Und für jemanden, der vor der Schicht etwas getrunken hatte, machte ich meinen Job ausgesprochen gut.
Die Kinder rannten los, sobald sie das Zeichen von uns bekamen, setzten sich auf den Schoß von Roland und erzählten ihm alle Herzenswünsche.
Wäre ich nicht so verkorkst, hätte ich es süß gefunden.
Da ich nicht viele neue Eindrücke sammelte, vergingen die Stunden vergleichs-weise schnell und draußen wurde es immer dunkler. An diesem Freitag waren es auch nicht unbedingt viele Besucher und die Schlange wurde rapide kürzer. Will, unser anderer sonderbarer Elf, ging mit einer kleinen Schale voller Zuckerstangen herum und verteilte den letzten Rest unter den Kindern. Solange, bis nur noch drei übrig waren. Eine schenkte er Rosie, die andere Maria und die letzte behielt er für sich. Ich hätte mich nicht deswegen beschwert, die Zuckerstangen waren ohnehin alt. Aber er stellte sich vor die Kinder und sagte lautstark: „Oh, das tut mir leid, der Weihnachtsmann muss dich wohl vergessen haben, Kiara.“ Schallendes Kindergelächter und ein finsterer, hasserfüllter Blick von Maria. Es war meine Schuld, warum die Menschen mich so behandelten, wie sie mich behandelten. Ich war keine zimperliche Prinzessin, sondern der verdammte Satan in jung und weiblich. Zugegeben, ich verhielt mich vielen Personen gegenüber schlecht, aber ich hatte meine Gründe. An normalen Tagen hätte mir Wills schlechte Provokation nichts ausgemacht. Aber heute war er der letzte Tropfen gewesen, der das Fass zum Überlaufen gebracht hatte. Oder, weihnachtlicher ausgedrückt: er war die letzte Schneeflocke gewesen, die auf dem Schneemann gelandet war. „Weißt du was, Will?“, unterbrach ich das Lachen, packte meine grüne Mütze und warf sie vor seine Füße. „Steck dir deine Zuckerstangen sonst wo hin.

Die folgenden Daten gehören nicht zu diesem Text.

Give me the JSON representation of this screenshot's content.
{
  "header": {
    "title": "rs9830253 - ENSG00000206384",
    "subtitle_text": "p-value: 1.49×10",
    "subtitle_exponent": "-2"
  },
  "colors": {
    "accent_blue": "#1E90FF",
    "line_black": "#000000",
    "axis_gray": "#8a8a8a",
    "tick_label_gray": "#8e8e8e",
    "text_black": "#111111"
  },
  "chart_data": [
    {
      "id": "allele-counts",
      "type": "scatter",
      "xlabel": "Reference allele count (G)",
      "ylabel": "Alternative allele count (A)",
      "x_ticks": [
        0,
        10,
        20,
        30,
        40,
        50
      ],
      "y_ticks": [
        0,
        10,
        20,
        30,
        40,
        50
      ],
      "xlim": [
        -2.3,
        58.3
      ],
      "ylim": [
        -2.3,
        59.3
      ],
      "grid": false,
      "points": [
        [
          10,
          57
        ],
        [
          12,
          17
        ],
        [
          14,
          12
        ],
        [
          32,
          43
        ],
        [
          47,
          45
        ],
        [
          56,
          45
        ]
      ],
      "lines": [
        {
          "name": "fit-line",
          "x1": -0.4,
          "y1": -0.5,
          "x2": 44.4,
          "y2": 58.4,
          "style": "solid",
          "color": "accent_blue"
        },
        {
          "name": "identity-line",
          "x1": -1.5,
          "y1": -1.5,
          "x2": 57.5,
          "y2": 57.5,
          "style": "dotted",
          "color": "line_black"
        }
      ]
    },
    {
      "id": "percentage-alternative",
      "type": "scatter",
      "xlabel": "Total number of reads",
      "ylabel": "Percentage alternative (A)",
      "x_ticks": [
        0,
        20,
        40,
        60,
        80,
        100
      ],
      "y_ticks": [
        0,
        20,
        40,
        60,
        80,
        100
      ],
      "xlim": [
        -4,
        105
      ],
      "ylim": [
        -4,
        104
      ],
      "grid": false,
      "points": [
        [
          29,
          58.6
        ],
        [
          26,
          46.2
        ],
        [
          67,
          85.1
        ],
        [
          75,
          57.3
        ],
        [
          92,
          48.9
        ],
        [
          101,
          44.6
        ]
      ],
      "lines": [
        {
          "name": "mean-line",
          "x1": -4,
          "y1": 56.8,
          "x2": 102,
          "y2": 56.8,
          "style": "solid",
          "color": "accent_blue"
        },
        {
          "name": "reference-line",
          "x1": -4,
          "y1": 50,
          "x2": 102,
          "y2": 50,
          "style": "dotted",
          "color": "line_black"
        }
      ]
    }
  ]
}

Ich bin hier fertig!“ Sie hörten auf zu lachen. Und ich ging einfach raus.
Ich zog mich in der Umkleide schleunigst um und warf meine Arbeitsklamotten in eine der Ecken. Mir war jetzt alles scheißegal gewesen. Ob dieses Gebäude Feuer fing oder ich die zweihundert Mäuse kriege – im Endeffekt hatte ich sowieso nichts. Ich stolperte durch die nächste Türe ins Freie, wo mich ein von winterlichen Wolken verhangener Himmel erwartete. Die kalte Luft legte sich wie eine Schicht auf meine erhitzten Wangen und meine Finger. Dann atmete ich einige Male tief ein und aus und setzte mich an eine der dreckigen Mauern. Ich lehnte meinen Kopf zurück und griff automatisch nach der Zigarettenschachtel in meiner rechten Tasche. Ich nahm eine heraus, zündete sie mit dem Feuerzeug an und zog kräftig am Filter und der Rauch vermischte sich mit der kalten Luft. Ich hatte eine Aufgabe gehabt, mich zumindest für einige Tage über Wasser halten zu können, aber selbst die Chance war mit einem Mal an mir vorbeigerauscht. Das bisschen Geld von mir war genug, mir das zu kaufen, was ich zum Überleben brauchte. Der Rest … ? Nun, es gab keinen Rest. Nur das bisschen. Um ehrlich zu sein, war ich selbst daran schuld, aber auch nicht wirklich. Ich war allein auf dem Parkplatz gewesen und irgendwann muss ich eingenickt sein.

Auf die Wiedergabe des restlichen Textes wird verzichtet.